Paul Reynaud, was premier of France, comes from a middle-class family whose great wealth is derived from a chain of department stores originated in Mexico by grandpapa Reynaud.

In 1918, he was in Siberia, acting as a liaison officer with Kolchak’s White Russian Army; by 1937, he was considered the wizard of French finance.

But he didn’t bolster up French economy by any magic formula. It was the old army game of taking money from the workers and giving it to armaments,

He was an outspoken. opponent of the privileges won by the united efforts of the French workers, and called the 5-day week “a poisoned gift” because it curtailed production.
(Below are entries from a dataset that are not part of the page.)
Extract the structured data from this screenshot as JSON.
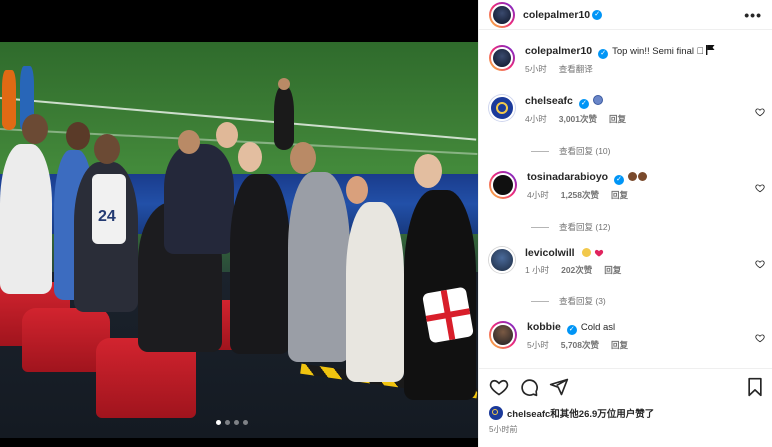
{
  "post": {
    "author": "colepalmer10",
    "caption_author": "colepalmer10",
    "caption_text": "Top win!! Semi final 🏻",
    "caption_time": "5小时",
    "caption_translate": "查看翻译",
    "more_label": "•••"
  },
  "comments": [
    {
      "user": "chelseafc",
      "text": "",
      "time": "4小时",
      "likes": "3,001次赞",
      "reply_label": "回复",
      "view_replies": "查看回复 (10)"
    },
    {
      "user": "tosinadarabioyo",
      "text": "",
      "time": "4小时",
      "likes": "1,258次赞",
      "reply_label": "回复",
      "view_replies": "查看回复 (12)"
    },
    {
      "user": "levicolwill",
      "text": "",
      "time": "1 小时",
      "likes": "202次赞",
      "reply_label": "回复",
      "view_replies": "查看回复 (3)"
    },
    {
      "user": "kobbie",
      "text": "Cold asl",
      "time": "5小时",
      "likes": "5,708次赞",
      "reply_label": "回复",
      "view_replies": ""
    }
  ],
  "footer": {
    "likes_text": "chelseafc和其他26.9万位用户赞了",
    "time": "5小时前"
  },
  "photo": {
    "jersey_number": "24"
  },
  "colors": {
    "verified": "#0095f6",
    "muted": "#737373",
    "seat_red": "#c51d27",
    "pitch_green": "#3c7d35"
  },
  "icons": [
    "more-options-icon",
    "heart-icon",
    "comment-icon",
    "share-icon",
    "bookmark-icon",
    "verified-icon",
    "flag-icon"
  ]
}
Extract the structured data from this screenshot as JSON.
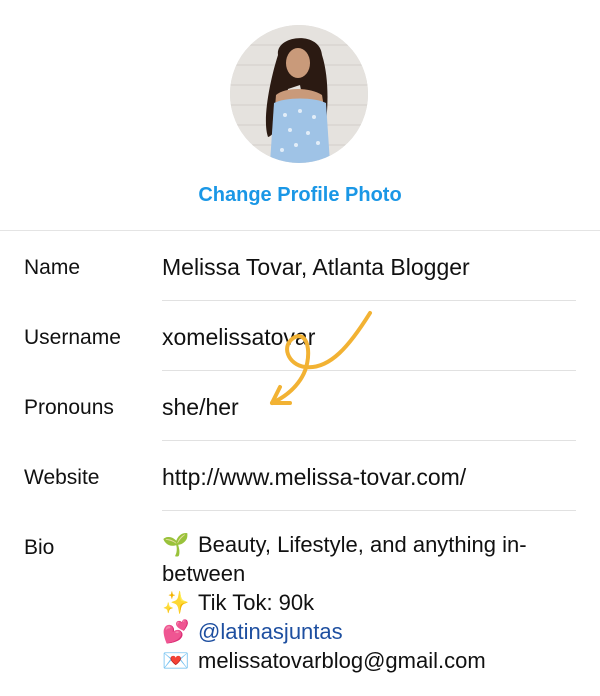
{
  "profile": {
    "change_photo_label": "Change Profile Photo"
  },
  "fields": {
    "name": {
      "label": "Name",
      "value": "Melissa Tovar, Atlanta Blogger"
    },
    "username": {
      "label": "Username",
      "value": "xomelissatovar"
    },
    "pronouns": {
      "label": "Pronouns",
      "value": "she/her"
    },
    "website": {
      "label": "Website",
      "value": "http://www.melissa-tovar.com/"
    },
    "bio": {
      "label": "Bio",
      "lines": [
        {
          "icon": "seedling-icon",
          "emoji": "🌱",
          "text": "Beauty, Lifestyle, and anything in-"
        },
        {
          "icon": "",
          "emoji": "",
          "text": "between"
        },
        {
          "icon": "sparkles-icon",
          "emoji": "✨",
          "text": "Tik Tok: 90k"
        },
        {
          "icon": "hearts-icon",
          "emoji": "💕",
          "text": "@latinasjuntas"
        },
        {
          "icon": "love-letter-icon",
          "emoji": "💌",
          "text": "melissatovarblog@gmail.com"
        }
      ]
    }
  },
  "colors": {
    "link_blue": "#1a97e6",
    "mention_blue": "#1e4fa0",
    "annotation_yellow": "#f2b233"
  }
}
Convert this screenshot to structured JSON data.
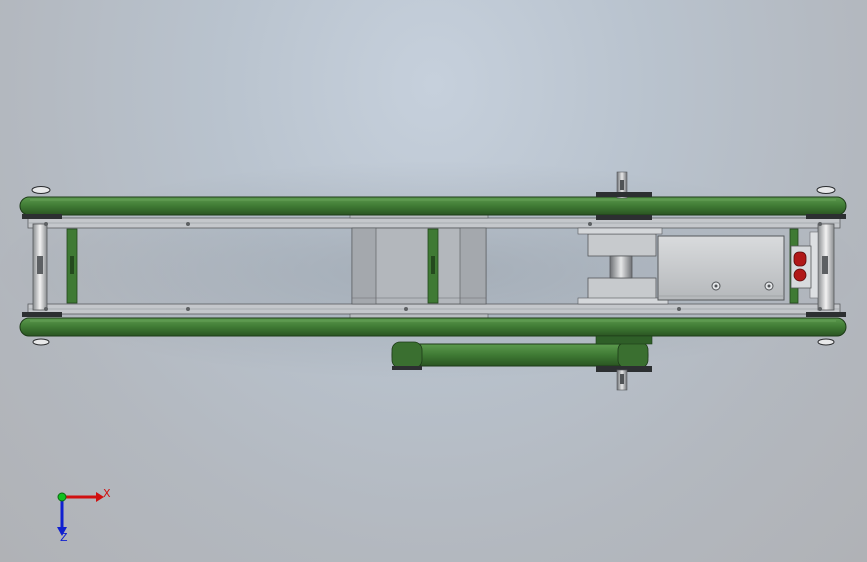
{
  "viewport": {
    "background_top": "#c6d0dc",
    "background_bottom": "#b0b2b6"
  },
  "model": {
    "belt_color": "#3f7a34",
    "belt_dark": "#2c5a25",
    "frame_color": "#b8bcc2",
    "motor_color": "#c9cbce",
    "sensor_color": "#b01818"
  },
  "triad": {
    "x_label": "X",
    "z_label": "Z",
    "x_color": "#d01010",
    "y_color": "#10c020",
    "z_color": "#1020d0"
  }
}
In negotiating with Leon Blum for the abolition of the 40-hour week, he said, “You cannot pursue a policy of expensive social improvements and at the same time expect the country to get prepared for a life and death struggle with a power twice the size of your own in men and resources.”

Before and after Munich, he was violently opposed to appeasement and urged for French preparedness with the insistence, if not the brilliance, of Churchill.
 

Reynaud Smashes 40-Hour Week

To bolster up the toppling financial structure of 1939, a Reynaud decree replaced the 40-hour week, called bitterly by him “the week with two Sundays”, with the 45-hour week. In addition, the workers got only 5% more than regular time for overtime, and they were given no opportunity to refuse to do extra work.

The April decrees further stated that no increase in wages was to accompany the rise in prices as the wages for the 45-hour week were sufficient to buy what the wages of the 40-hour week had bought before. Thus 2 to 3 billion dollars was saved to be turned over to munitions.

Reynaud urged the French workers not to support the general strike because “"the liberty of Europe depended on the production of our war materials and in order to develop them. I demand unanimity in France.”

And now the working men and women of France are being called on to make even greater sacrifices for what M. Reynaud calls “unity” – a unity that means nothing less than the Hitlerization of France.

Carl Friedrich, in the Atlantic Monthly (October 1939) says, “Altogether it is clear that M. Reynaud is not afraid of radical departure from 19th century Individualism. It shows that the integrated totalitarian war machine in Germany is forcing France as well as England into adopting similar methods.”